Elema’s Sachsenspiegel

Uithuizen

From 1536 to 1566, Rinke Elema wrote six remarkable annotations about the mill here at Uithuizen in this medieval law book. When he did so, the book looked quite different from its present-day shape.

This Molenwierdstraat is the location of the flour and hulling mill De Liefde (The Love). The current mill was built to replace the mill that was located here in Uithuizen until 1866, but there has been a mill in this village for much longer, at least as far back as the fifteenth century. The Elema family, who lived on the Elemaheerd in Uithuizen, owned a mill for several generations, at least until 1626. In the sixteenth century, Reneko or Rinke Elema (1510-1583) was the owner for years. Between 1536 and 1566, he added six remarkable notes to this book, referring to the maintenance of his mill. This is remarkable because this book only contains legal texts. For every major repair, Rinke noted the costs, the material needed, and when the repairs were done. He writes, for example, that he bought a new axle for the mill in 1545, which cost 40 guilders. This way, he created a kind of mini chronicle of his mill.

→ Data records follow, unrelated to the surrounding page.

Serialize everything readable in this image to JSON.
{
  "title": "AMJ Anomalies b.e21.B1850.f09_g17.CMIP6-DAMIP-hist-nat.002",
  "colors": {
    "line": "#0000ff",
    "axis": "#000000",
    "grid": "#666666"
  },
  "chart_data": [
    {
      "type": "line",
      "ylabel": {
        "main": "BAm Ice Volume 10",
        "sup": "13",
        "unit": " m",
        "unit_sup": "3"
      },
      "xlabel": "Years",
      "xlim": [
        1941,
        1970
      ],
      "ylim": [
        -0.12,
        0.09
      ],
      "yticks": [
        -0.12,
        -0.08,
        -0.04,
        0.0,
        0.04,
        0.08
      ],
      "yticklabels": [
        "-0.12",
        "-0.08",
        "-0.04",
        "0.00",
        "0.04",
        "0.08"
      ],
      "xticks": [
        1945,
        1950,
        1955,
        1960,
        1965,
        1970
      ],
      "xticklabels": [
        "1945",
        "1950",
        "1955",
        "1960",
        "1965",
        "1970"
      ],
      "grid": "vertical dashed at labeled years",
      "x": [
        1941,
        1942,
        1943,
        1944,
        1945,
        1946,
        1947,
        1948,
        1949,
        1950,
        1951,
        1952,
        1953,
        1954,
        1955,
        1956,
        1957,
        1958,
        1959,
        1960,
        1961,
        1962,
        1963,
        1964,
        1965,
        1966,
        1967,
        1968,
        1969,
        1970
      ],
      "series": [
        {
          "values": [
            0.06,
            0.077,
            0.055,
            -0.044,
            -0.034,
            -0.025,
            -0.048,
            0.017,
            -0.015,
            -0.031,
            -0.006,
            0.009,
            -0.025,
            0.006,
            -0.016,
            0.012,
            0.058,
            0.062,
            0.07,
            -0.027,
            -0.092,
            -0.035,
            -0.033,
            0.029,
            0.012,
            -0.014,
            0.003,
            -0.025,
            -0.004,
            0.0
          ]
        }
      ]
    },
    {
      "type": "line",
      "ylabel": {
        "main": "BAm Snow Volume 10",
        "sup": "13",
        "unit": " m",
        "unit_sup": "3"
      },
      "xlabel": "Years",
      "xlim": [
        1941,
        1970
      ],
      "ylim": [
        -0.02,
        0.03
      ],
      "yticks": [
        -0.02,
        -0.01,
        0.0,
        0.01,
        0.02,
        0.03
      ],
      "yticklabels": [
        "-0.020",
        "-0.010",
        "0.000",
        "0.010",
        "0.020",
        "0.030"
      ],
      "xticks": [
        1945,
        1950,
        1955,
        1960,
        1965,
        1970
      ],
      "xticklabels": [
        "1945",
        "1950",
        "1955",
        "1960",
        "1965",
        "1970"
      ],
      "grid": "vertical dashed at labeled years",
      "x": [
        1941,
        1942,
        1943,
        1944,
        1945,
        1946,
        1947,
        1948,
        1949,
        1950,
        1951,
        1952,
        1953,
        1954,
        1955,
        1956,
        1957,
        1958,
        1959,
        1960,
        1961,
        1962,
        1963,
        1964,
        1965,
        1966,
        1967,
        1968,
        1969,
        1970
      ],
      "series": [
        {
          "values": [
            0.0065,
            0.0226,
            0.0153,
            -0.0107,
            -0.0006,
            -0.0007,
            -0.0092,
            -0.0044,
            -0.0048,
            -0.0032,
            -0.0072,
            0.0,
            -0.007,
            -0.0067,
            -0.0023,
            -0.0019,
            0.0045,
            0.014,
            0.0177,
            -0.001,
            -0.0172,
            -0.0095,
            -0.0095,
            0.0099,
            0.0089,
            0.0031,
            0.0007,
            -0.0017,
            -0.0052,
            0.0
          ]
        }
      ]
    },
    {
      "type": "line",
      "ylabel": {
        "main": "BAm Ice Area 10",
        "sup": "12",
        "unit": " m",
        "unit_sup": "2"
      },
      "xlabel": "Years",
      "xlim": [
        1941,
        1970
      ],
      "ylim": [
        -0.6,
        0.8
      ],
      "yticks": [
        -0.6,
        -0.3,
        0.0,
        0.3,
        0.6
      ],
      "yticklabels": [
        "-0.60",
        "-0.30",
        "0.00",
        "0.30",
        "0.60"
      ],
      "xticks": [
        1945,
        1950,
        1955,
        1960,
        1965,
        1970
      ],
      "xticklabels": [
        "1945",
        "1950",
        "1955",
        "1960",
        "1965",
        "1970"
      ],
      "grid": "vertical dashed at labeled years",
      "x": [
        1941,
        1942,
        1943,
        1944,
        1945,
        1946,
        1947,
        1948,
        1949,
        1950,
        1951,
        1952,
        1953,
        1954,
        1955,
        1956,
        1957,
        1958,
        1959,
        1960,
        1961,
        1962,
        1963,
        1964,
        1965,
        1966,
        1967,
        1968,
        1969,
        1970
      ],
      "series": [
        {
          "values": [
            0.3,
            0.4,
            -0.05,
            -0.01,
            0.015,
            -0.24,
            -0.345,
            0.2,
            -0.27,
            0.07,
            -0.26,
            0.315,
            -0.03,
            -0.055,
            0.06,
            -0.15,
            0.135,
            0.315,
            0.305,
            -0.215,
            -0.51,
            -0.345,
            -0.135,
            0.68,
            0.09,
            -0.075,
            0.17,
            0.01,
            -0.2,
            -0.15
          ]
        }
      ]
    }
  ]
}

MS PROEXC 12, fol. 13v-14r: Text of the Sachsenspiegel

What kind of book did Rinke add his notes to? And why did he add them to this book? All the texts in this book are handwritten. Rinke’s notes about the mill are currently about halfway in the book, on a page that is half empty. Here he wrote six notes over a period of thirty years. The page of his choice is not as strange as it might seem now, for this was the final page of the book when it was in Rinke Elema’s possession. At the time, it contained only the text of the Sachsenspiegel (in medieval Dutch), which ends on this very page. Nowadays, other texts follow, but these were added later and then the book was rebound. For ages, this was quite a common practice. We do not know who added the texts, nor when. It was probably done in the seventeenth century, because the book’s current parchment binding dates to that century.

So Rinke Elema owned a copy of the Sachsenspiegel. This is the oldest and most important book on common law and feudal law from medieval Germany. For many centuries, during the Middle Ages and well into the early-modern period, it greatly influenced laws and rulings not only in Saxony, but also in northern and western Germany and the northeastern Netherlands. It is, therefore, not very surprising to find a nobleman like Rinke Elema in possession of a copy of it. The texts that were added later also concern the law, but they all (except one) explicitly deal with laws, administration, and jurisdiction in the Ommelanden (the lands surrounding the city of Groningen), covering subjects such as laws of succession and water rights in Fivelingo, Hunsingo, Langewold, and Vredewold.

MS PROEXC 12, fol. 1r: Beginning of the Sachsenspiegel’s table of contents
MS PROEXC 12, fol. 5v: Beginning of the Sachsenspiegel
MS PROEXC 12, fol. 147r: Beginning of the Laws of Fivel(in)go
MS PROEXC 12, fol. 166r: Beginning of the water rights of Appingedam
MS PROEXC 12, fol. 144: the first leaf following the final page of the Sachsenspiegel has no text. This makes the water mark clearly visible.
MS PROEXC 12, fol. 143v: The final lines of the Sachsenspiegel with the scribe’s colophon surrounded by Rinke Elema’s notes about his mill.

The text of the Sachsenspiegel was copied by one Theodericus van Doedenweerda. This is made clear in a handwritten note: Finitum et completum per manus Theoderici de Doedenweerda (‘Completed and finished by the hands of Theodericus of Doedenweerda’). The copyist adds that he completed this work on Saturday, 20 March 1479. That is all we know about this man.

MS PROEXC 12, fol. 143v: around Doedenweerda’s colophon, Rinke Elema wrote down his notes about the mill at Uithuizen.

In the middle of the sixteenth century, then, a thinner version of this book was owned by Rinke Elema. More than two centuries later, the book had its current size and was owned by the Society Pro Excolendo Iure Patrio. This society was established in 1761 by a group of Groningen citizens with the aim of ‘thoroughly practising national law’. The society organized lectures and brought together an extensive collection of books with texts on national law (as opposed to Roman law). This is how the society accumulated an extensive library on the subject of the history of law, containing about 3,500 handwritten or printed legal and historical books. This collection, including this manuscript, has been on permanent loan to the University of Groningen Library since 1853.